Une typologie des dispositifs digital-learning

Selon la Communauté Européenne, « le e-Learning est l’utilisation des nouvelles technologies multimédias et de l’Internet pour améliorer la qualité de l’apprentissage en facilitant l’accès à des ressources et des services, ainsi que des échanges et la collaboration à distance »[1].

Pour compléter cette définition, trop large et imprécise, nous nous appuyons sur les travaux menés par F.HAEWV[2] à l’initiative de la Direction de la Technologie de l’Education nationale, que nous avons remanié pour plus de visibilité et surtout, pour intégrer les modalités les plus récentes.

Modèle n°1 : e-learning intégral

intégralConcrètement le e-learning intégral consiste à mettre à la disposition des apprenants  de multiples ressources qu’ils utilisent exclusivement en ligne pour atteindre les objectifs de leur formation prédéterminés et organisés sous la forme de parcours plus ou moins individualisés.

Parmi les ressources possibles, on trouve des documents numérisés, des didacticiels ou « modules e-learning », des simulateurs ou bien encore des serious games[3] comme par exemple « Diagnostic En Urgences », destiné à former les étudiants en médecine de deuxième cycle.

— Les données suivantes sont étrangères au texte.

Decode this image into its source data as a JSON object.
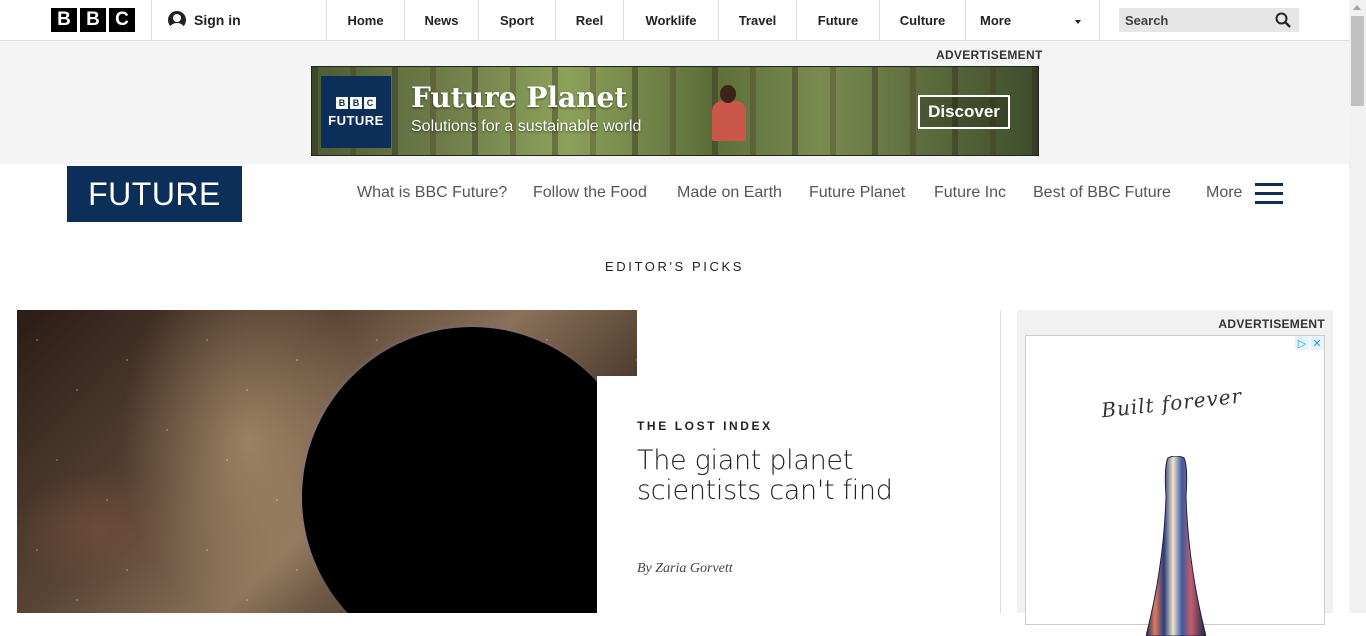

L’objectif visé par cette formation est d’aborder et de consolider le raisonnement clinique en proposant aux étudiants des situations proches de la réalité où des patients entrent au service d’urgences et de réanimation d’un hôpital[4].

Ce modèle de e-learning intégral peut tendre soit vers une logique de solo-formation, c’est-à-dire sans accompagnement, bien que ce format disparaisse, soit vers une logique d’autoformation accompagnée, c’est-à-dire où les activités d’apprentissage en ligne sont accompagnées de l’appui méthodologique, conceptuel voire même affectif d’un tuteur distant.

Modèle n°2 : présentiel augmenté

augmentéLe modèle « présentiel augmenté » consiste à ajouter en amont ou en aval, de façon plus ou moins articulée, des phases de formation à distance, asynchrones, à une formation essentiellement réalisée en présentiel, synchrone. Ce type de dispositif, qui concatène e-learning et présentiel, est une réponse naturelle aux besoins exprimés par les organisations professionnelles, entreprises et opérateurs de formation ; besoins d’étoffer une offre, d’innover, de réduire les coûts, d’améliorer la qualité de l’offre, d’enrichir une stratégie de communication, de faciliter l’intégration de moments de formation dans l’organisation professionnelle ou personnelle des participants, etc.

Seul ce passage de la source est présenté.